In Bremen und Bremerhaven sind im vergangenen Jahr 300 Sozialwohnungen weggefallen, womit sich ein jahrelanger Trend fortsetzt.

Im Land Bremen gibt es immer weniger Sozialwohnungen. Der Bestand ist im vergangenen Jahr um knapp 300 auf rund 8.050 gesunken. In Niedersachsen ist sogar jede elfte Sozialwohnung weggefallen.

Damit setzt sich ein Trend fort: In den vergangenen Jahrzehnten sind im Land Bremen tausende Wohnungen öffentlicher Wohnungsbaugesellschaften privatisiert worden – genauso bundesweit.

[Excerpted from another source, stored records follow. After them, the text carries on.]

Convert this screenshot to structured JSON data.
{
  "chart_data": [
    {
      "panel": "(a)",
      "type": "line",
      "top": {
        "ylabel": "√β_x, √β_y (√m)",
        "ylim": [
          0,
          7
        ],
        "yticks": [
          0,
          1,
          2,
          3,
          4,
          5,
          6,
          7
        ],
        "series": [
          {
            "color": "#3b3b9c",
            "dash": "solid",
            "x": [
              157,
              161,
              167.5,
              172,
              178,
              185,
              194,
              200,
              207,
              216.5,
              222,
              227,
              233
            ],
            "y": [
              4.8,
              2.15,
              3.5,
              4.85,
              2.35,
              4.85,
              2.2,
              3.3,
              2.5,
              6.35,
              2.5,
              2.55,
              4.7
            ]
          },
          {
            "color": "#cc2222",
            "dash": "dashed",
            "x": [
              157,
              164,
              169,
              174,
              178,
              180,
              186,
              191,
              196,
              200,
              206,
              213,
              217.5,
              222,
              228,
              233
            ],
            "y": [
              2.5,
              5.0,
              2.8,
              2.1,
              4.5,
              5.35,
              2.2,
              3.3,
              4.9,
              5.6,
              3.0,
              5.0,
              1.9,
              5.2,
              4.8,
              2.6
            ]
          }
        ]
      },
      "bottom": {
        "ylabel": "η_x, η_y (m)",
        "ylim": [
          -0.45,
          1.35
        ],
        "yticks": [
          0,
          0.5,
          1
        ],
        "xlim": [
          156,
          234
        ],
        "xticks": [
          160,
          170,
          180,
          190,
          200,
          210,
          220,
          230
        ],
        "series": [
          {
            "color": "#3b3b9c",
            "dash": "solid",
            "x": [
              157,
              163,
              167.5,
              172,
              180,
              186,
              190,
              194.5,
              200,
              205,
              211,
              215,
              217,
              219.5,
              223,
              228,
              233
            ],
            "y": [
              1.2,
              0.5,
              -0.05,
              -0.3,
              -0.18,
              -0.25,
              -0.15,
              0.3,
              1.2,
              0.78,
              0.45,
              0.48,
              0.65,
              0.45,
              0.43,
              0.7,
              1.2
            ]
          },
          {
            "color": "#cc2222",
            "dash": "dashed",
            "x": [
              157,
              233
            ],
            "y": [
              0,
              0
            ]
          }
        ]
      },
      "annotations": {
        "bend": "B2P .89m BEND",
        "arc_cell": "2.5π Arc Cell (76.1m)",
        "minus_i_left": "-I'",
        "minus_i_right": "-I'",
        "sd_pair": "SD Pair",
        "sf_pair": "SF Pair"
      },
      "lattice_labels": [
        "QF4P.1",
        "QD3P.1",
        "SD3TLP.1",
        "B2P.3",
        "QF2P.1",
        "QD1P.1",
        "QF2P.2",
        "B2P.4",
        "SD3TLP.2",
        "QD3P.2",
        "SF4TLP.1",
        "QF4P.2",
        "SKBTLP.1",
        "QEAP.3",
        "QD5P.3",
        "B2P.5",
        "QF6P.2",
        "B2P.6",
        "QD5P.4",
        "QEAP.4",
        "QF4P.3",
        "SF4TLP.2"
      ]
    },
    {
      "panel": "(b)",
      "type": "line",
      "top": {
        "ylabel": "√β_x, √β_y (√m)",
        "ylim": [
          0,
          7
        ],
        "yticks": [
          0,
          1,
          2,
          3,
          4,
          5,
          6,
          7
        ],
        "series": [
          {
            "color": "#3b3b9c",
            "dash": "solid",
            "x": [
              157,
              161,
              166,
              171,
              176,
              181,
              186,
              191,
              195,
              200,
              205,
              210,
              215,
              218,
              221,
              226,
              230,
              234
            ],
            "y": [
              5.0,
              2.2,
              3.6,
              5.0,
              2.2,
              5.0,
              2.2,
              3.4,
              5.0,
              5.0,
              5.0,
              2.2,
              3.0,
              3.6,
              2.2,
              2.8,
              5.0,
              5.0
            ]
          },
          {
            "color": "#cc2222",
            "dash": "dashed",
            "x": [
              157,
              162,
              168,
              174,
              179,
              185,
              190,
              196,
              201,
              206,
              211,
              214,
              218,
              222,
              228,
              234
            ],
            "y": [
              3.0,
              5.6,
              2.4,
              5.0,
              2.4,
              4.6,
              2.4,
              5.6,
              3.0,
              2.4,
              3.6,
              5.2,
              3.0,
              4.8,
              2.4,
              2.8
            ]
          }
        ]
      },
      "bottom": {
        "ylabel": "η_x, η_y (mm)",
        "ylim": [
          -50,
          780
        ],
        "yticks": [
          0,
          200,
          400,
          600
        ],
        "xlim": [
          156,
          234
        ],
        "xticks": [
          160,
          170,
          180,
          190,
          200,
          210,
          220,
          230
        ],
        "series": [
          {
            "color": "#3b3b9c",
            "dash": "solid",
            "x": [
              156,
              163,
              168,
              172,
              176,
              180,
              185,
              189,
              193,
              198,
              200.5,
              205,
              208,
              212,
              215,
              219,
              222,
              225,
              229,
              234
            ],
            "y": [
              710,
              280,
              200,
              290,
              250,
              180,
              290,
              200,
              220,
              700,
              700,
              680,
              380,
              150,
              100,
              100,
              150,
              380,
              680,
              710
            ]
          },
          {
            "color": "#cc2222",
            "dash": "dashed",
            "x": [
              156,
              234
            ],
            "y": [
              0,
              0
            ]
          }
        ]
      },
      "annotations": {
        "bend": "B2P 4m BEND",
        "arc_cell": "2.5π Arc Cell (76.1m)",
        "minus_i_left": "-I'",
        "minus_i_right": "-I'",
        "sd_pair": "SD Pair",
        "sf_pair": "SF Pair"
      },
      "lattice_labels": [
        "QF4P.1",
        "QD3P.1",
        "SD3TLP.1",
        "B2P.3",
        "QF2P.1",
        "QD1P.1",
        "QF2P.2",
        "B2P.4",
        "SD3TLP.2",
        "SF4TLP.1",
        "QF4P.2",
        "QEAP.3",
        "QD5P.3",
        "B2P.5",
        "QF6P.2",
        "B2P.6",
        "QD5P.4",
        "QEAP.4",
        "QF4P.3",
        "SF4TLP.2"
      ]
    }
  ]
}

So gab es zum Jahresende 2018 in Deutschland fast 42.500 Sozialwohnungen weniger als 2017. Das geht aus der Antwort des Bundesinnenministeriums auf eine Anfrage aus der Linksfraktion hervor.

Koalition plant Bau von 10.000 Sozialwohnungen

Bei Sozialwohnungen sind die Mieten staatlich reguliert. Sie werden nur für Menschen mit besonderem Bedarf vergeben. Allerdings fallen solche Wohnungen meist nach 30 Jahren aus der "Bindung" und können dann normal am Markt vermietet werden.

Schon seit längerem steht diese Entwicklung in Bremen auf der Agenda. Im neuen Koalitionsvertrag haben SPD, Grüne und Linke vereinbart, in den kommenden vier Jahren 10.000 Wohnungen zu schaffen, bei Neubauten soll die Sozialquote auf 30 Prozent erhöht werden.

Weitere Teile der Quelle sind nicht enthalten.